Estados Unidos, 1956
Dirección: Alfred Hitchcock
Guión: Alec Coppel y Samuel Taylor, basado en la novela Sueurs Froids  de Pierre Boileau y Thomas Narcejac. 
Intérpretes: James Stewart, Kim Novak, Barbara Bel Geddes, Tom Helmore. 
Duración: 129 minutos

El movimiento de la cámara de derecha a izquierda hasta ubicar los labios en el centro,  el pasaje a los ojos que miran a uno y otro lado y de los que surgen las espirales del vértigo, los títulos que parecen venirse encima del espectador o salir de él, y la música estridente de Bernard Herrman,  parecen anticipar que en Vértigo la palabra  no va a ser el timón de la acción, a pesar de que la fuente es una obra literaria.

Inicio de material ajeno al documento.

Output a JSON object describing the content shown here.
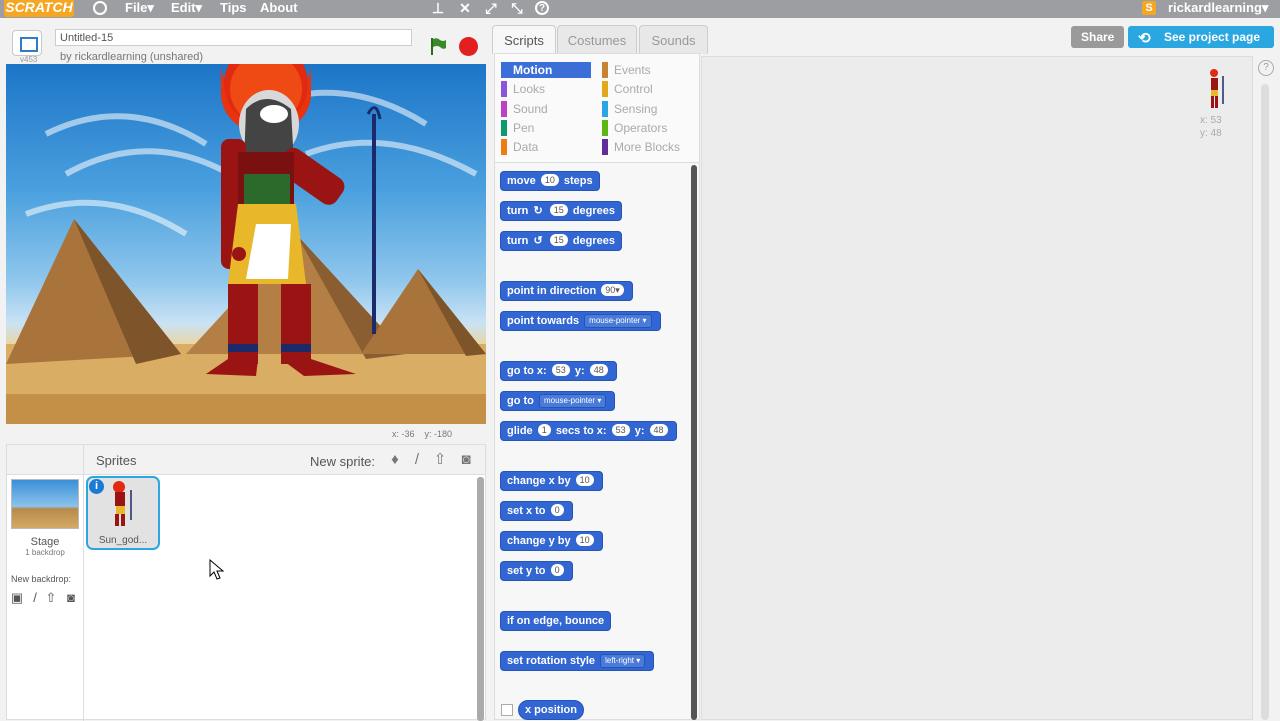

Como la novela de Boileau-Narcejac, "Sueurs Froids", que le sirve de inspiración, Vértigo  se divide en dos partes,  pero mientras que en la novela la revelación de la "verdad",  se hace en el desenlace, en la película, se efectúa no lejos del comienzo de la segunda parte, a través del racconto de Judy (Kim Novak). La novela acaba poniendo el acento sobre  los rasgos patológicos del héroe (Flavières), quien acepta, enloquecido, la posibilidad de la resurrección de los muertos, (ha matado con sus propias manos  a Renée, su Madeleine). En Vértigo, el desenlace trágico no depende tanto del protagonista Scottie (James Stewart), sino que es más bien resultado de la casualidad. Los cambios que introduce Hitchcock  responden en gran medida  a su interés constante por los efectos del discurso cinematográfico sobre el espectador. Como lo cuenta en su famosa entrevista con François Truffaut, no pocas veces  ha sometido el rumbo de la acción o el tratamiento de los personajes a sus cálculos previos de las supuestas reacciones  del público potencial.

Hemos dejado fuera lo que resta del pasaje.